This paper is a continuation of a recent one in which, apparently for the first time, the
existence of polaritons in ionic crystals was proven in a microscopic electrodynamic
theory. This was obtained through an explicit computation of the dispersion curves. Here
the main further contribution consists in studying electric susceptibility, from which the
spectrum can be inferred. We show how susceptibility is obtained by the Green-Kubo methods
of Hamiltonian statistical mechanics, and give for it a concrete expression in terms of
time-correlation functions. As in the previous paper, here too we work in a completely
classical framework, in which the electrodynamic forces acting on the charges are all
taken into account, both the retarded forces and the radiation reaction ones. So, in order
to apply the methods of statistical mechanics, the system has to be previously reduced to
a Hamiltonian one. This is made possible in virtue of two global properties of classical
electrodynamics, namely, the Wheeler-Feynman identity and the Ewald resummation
properties, the proofs of which were already given for ordered system.

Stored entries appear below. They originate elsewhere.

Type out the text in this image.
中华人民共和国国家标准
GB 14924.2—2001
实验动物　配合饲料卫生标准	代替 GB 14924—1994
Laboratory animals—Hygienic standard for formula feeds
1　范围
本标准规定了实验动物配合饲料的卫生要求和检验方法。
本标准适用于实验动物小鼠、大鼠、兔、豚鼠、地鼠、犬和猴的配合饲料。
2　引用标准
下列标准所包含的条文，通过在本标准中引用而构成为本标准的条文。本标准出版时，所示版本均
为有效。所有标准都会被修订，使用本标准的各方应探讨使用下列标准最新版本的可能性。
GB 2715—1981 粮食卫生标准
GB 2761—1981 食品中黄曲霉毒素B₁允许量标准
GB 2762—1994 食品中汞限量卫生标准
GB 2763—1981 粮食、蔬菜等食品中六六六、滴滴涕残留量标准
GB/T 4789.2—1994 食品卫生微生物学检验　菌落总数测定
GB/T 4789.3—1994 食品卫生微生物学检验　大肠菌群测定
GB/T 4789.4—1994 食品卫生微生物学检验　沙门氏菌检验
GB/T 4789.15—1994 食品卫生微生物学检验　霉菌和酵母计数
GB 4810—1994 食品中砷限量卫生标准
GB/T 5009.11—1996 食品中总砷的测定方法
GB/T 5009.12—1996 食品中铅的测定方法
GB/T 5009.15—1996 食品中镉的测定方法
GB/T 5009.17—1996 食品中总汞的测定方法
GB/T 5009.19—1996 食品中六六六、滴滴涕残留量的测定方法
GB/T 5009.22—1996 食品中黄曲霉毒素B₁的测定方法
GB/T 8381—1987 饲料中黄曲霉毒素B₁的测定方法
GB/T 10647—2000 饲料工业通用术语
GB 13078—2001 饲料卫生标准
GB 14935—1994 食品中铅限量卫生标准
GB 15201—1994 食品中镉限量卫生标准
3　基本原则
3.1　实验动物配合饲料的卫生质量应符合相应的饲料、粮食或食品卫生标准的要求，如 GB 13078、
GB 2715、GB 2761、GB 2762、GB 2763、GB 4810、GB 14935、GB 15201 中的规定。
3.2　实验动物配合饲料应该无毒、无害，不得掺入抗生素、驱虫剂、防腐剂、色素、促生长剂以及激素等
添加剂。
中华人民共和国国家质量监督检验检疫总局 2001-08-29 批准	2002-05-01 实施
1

The second
contribution consists in formulating the theory in a completely general way, so that in
principle it applies also to disordered systems such as glasses, or liquids or gases,
provided the two general properties mentioned above continue to hold. A first step in this
direction is made here by providing a completely general proof of the Wheeler-Feynman
identity, which is shown to be the counterpart of a general causality property of
classical electrodynamics. Finally it is shown how a line spectrum can appear at all in
classical systems, as a counterpart of suitable stability properties of the motions, with
a broadening due to a coexistence of chaoticity. The relevance of some recent results of
the theory of dynamical systems in this connection is also pointed out.